A Little Bit of History Repeating…

How many of you out there remember this blast from the past?

I remember the countless hours I spent wandering around the house with Alice teaching her to ask where things were…it’s all part of the ‘AV thing’. It’s so important if your child is oral to give them useful language not just vocabulary. It’s all very well Ollie learning the name for everything he sees or interacts with, but unless he has useful language around those nouns; adjectives, verbs, adverbs, conjunctions and the like then the nouns don’t help him get what he wants or ask for what he needs. More importantly, they won’t help him tell his big Brother and Sister to go away when they are annoying him…

Don’t get me wrong; we have taught Ollie plenty of nouns: Our own names, those of his siblings and the names for just about every form of motorised transport there is. Ollie has a wonderful habit of stopping in the middle of the street to point out cars, buses, helicopters and planes in a manner not dissimilar to a famous Harry Enfield sketch (the one with the aliens) from the 1990s.

Anyway, Ollie is doing fantastically well. He has had a real language explosion of late and he is so enthusiastic with his new-found voice. He is certainly ahead of where Alice was at the same age which, given how well things have turned out for her, can only be a good sign.

Here we go again…

 

 

One year on….

We have just passed the first anniversary of Ollie receiving his bilateral CIs…

We are, therefore, now at the stage where we can start to make comparisons between Alice and Ollie. Some things are clear, she is calmer and more settled, Ollie is certainly more headstrong (he must get that from his dad) and needs running time as part of his day. Ollie likes nothing more than being chased round the sitting room, the challenge is turning that into a listening opportunity.

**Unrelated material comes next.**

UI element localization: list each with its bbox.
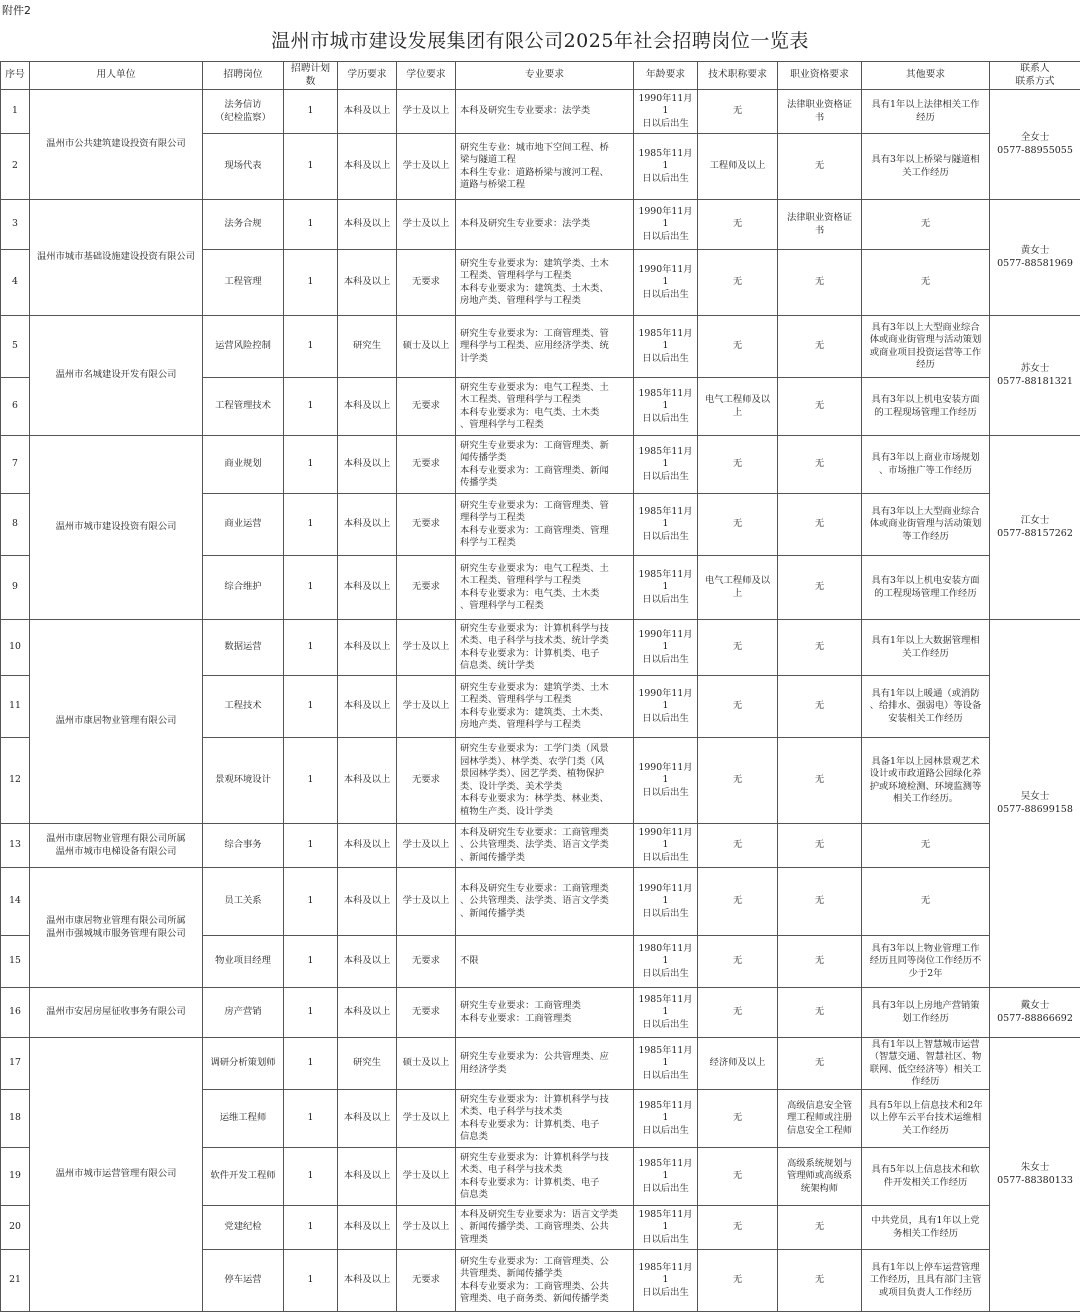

Having a toddler with bilateral CIs has presented some interesting challenges. Ollie still sleeps a lot so our windows are small, he also spends quite a long time in the car doing the school run every day. It’s no surprise that some of his first words are car park and school. He also spends the car journey pointing out the buses and lorries at every opportunity – bless him.

But, he’s also discovered the terrible twos. I cannot explain the frustration of dealing with a toddler, who has thrown £12,000 worth of processors across the pavement in different directions, whilst having a shout and won’t even put them back on so you can tell him off. The defiance is huge. He also dead weights himself whilst somehow managing to ensure that at least one processor is not where you thought it was. My fear of traveling anywhere increases tenfold when Ollie is involved. The car has also provided significant opportunities for tucking a processor into a little hole, causing another grey hair before 9am.

But most of the time Ollie is too cute for words, his new favourite words are cuddle and story. Dear Ollie, don’t listen to AV UK when they teach you naughty words like “no”, you don’t need to know that and I’m waiting for “I don’t like that” which is imminent. Language development is all about what’s useful and giving him the words for what he’s thinking, so clearly we need “I love you mummy” and no more of this naughtiness.